Caption

v2.0.0

The Caption LOP allows you to generate text descriptions (captions) for images using large language models (LLMs). It takes an image TOP and optional conversation history DAT as input, sends the image and prompt to a configured LLM, and outputs the updated conversation and the generated caption separately.

Caption Operator

Inputs/Outputs

Input 1 (DAT, optional): Conversation history (table with ‘role’, ‘message’, ‘id’, ‘timestamp’ columns).
Input 2 (TOP): Image to be captioned.
Output 1 (DAT): Conversation history with the latest user prompt and assistant response appended.
Output 2 (DAT): Generated caption text only.

Parameters

Caption (Caption) op('caption').par.Caption

Default:: false

Streaming (Streaming) op('caption').par.Streaming

Default:: false

Active (Active) op('caption').par.Active

Default:: false

Additional Prompt (Prompt) op('caption').par.Prompt

Default:: "" (Empty String)

Add Prompt As User Message (Adduser) op('caption').par.Adduser

Default:: false

Append Previous Conversation (Appendconversation) op('caption').par.Appendconversation

Default:: false

Include Conversation Input (Includeinput) op('caption').par.Includeinput

Default:: false

Add Pretext to Assistant (Addpretext) op('caption').par.Addpretext

Default:: false

Pretext (Pretext) op('caption').par.Pretext

Default:: "" (Empty String)

Model

Output Settings (Outputsettings) op('caption').par.Outputsettings

Default:: "" (Empty String)

Max Tokens (Maxtokens) op('caption').par.Maxtokens

Default:: 256

Temperature (Temperature) op('caption').par.Temperature

Default:: 0.0

Model Selection (Modelselectionheader) op('caption').par.Modelselectionheader

Default:: "" (Empty String)

Use Model From (Modelselection) op('caption').par.Modelselection

Default:: chattd_model

Controller [ Model ] (Modelcontroller) op('caption').par.Modelcontroller

Default:: "" (Empty String)

Select API Server (Apiserver) op('caption').par.Apiserver

Default:: openrouter

AI Model (Model) op('caption').par.Model

Default:: llama-3.2-11b-vision-preview

Search (Search) op('caption').par.Search

Default:: false

Model Search (Modelsearch) op('caption').par.Modelsearch

Default:: "" (Empty String)

About

Bypass (Bypass) op('caption').par.Bypass

Default:: false

Show Built-in Parameters (Showbuiltin) op('caption').par.Showbuiltin

Default:: false

Version (Version) op('caption').par.Version

Default:: "" (Empty String)

Last Updated (Lastupdated) op('caption').par.Lastupdated

Default:: "" (Empty String)

Creator (Creator) op('caption').par.Creator

Default:: "" (Empty String)

Website (Website) op('caption').par.Website

Default:: "" (Empty String)

ChatTD Operator (Chattd) op('caption').par.Chattd

Default:: "" (Empty String)

Requirements

Requires a working TouchDesigner environment.
Requires the dot_chat_util library, TDStoreTools, and TDFunctions.
Requires the ChatTD operator (specified in the Chattd parameter) to be properly configured with API keys and model access.

API & Extension Methods

The SimpleCaptionEXT provides the following key methods accessible via op('your_caption_op').ext.SimpleCaptionEXT:

get_model_selection(): Determines the api_server and model based on the Modelselection parameter.
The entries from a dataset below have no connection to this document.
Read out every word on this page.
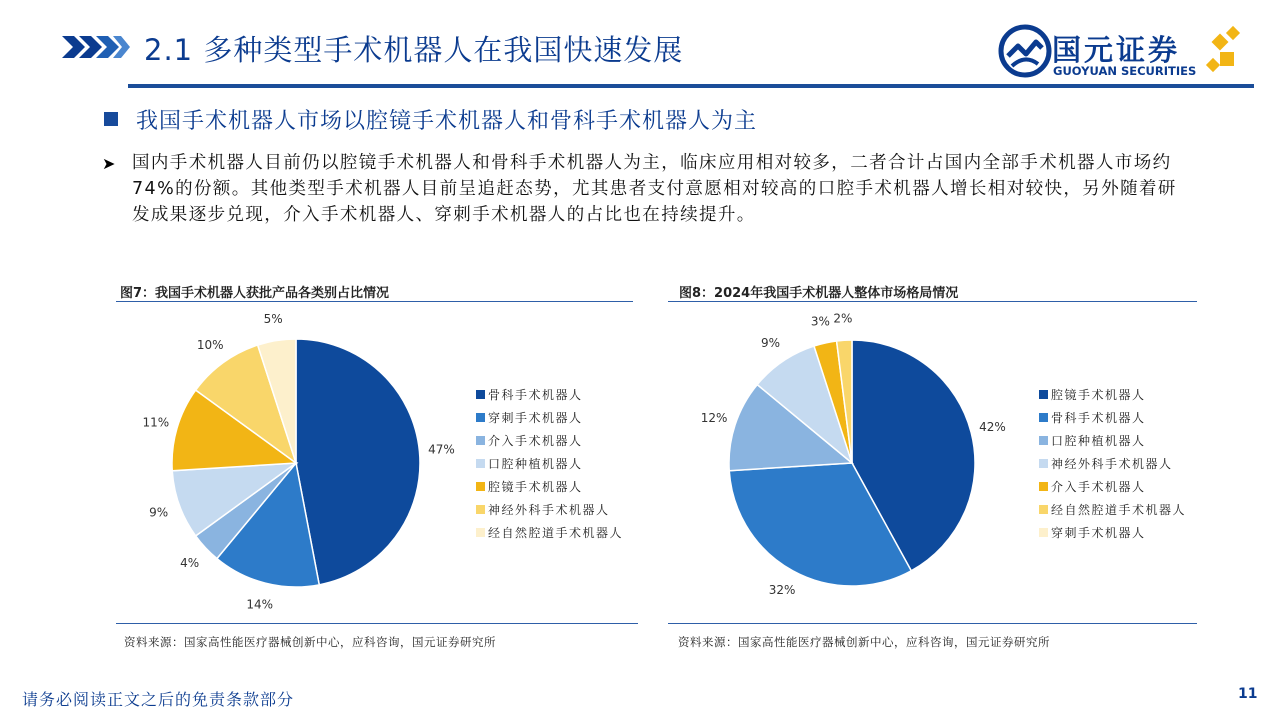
2.1 多种类型手术机器人在我国快速发展	国元证券
GUOYUAN SECURITIES
我国手术机器人市场以腔镜手术机器人和骨科手术机器人为主
➤ 国内手术机器人目前仍以腔镜手术机器人和骨科手术机器人为主，临床应用相对较多，二者合计占国内全部手术机器人市场约74%的份额。其他类型手术机器人目前呈追赶态势，尤其患者支付意愿相对较高的口腔手术机器人增长相对较快，另外随着研发成果逐步兑现，介入手术机器人、穿刺手术机器人的占比也在持续提升。
图7：我国手术机器人获批产品各类别占比情况
47%
14%
4%
9%
11%
10%
5%
骨科手术机器人
穿刺手术机器人
介入手术机器人
口腔种植机器人
腔镜手术机器人
神经外科手术机器人
经自然腔道手术机器人
资料来源：国家高性能医疗器械创新中心，应科咨询，国元证券研究所
图8：2024年我国手术机器人整体市场格局情况
42%
32%
12%
9%
3% 2%
腔镜手术机器人
骨科手术机器人
口腔种植机器人
神经外科手术机器人
介入手术机器人
经自然腔道手术机器人
穿刺手术机器人
资料来源：国家高性能医疗器械创新中心，应科咨询，国元证券研究所
请务必阅读正文之后的免责条款部分	11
Returns (api_server, model).
Caption(): The core method triggered by the Caption pulse parameter. Assembles the request, calls ChatTD.Customapicall, and manages the process.
HandleStreamingResponse(response, full_response=None, callbackInfo=None): Callback method used when Streaming is enabled. Processes response chunks.
HandleResponse(response, full_response=None, callbackInfo=None): Callback method used when Streaming is disabled. Processes the complete response.
ErrorCustomapicall(error_response, full_response=None): Callback method for handling errors during the API call.
ResetOp(): Clears internal tables (conversation_dat, history_dat, output_dat), resets Active state, and clears the Prompt parameter.

Refer to the SimpleCaptionEXT code within the component for detailed implementation.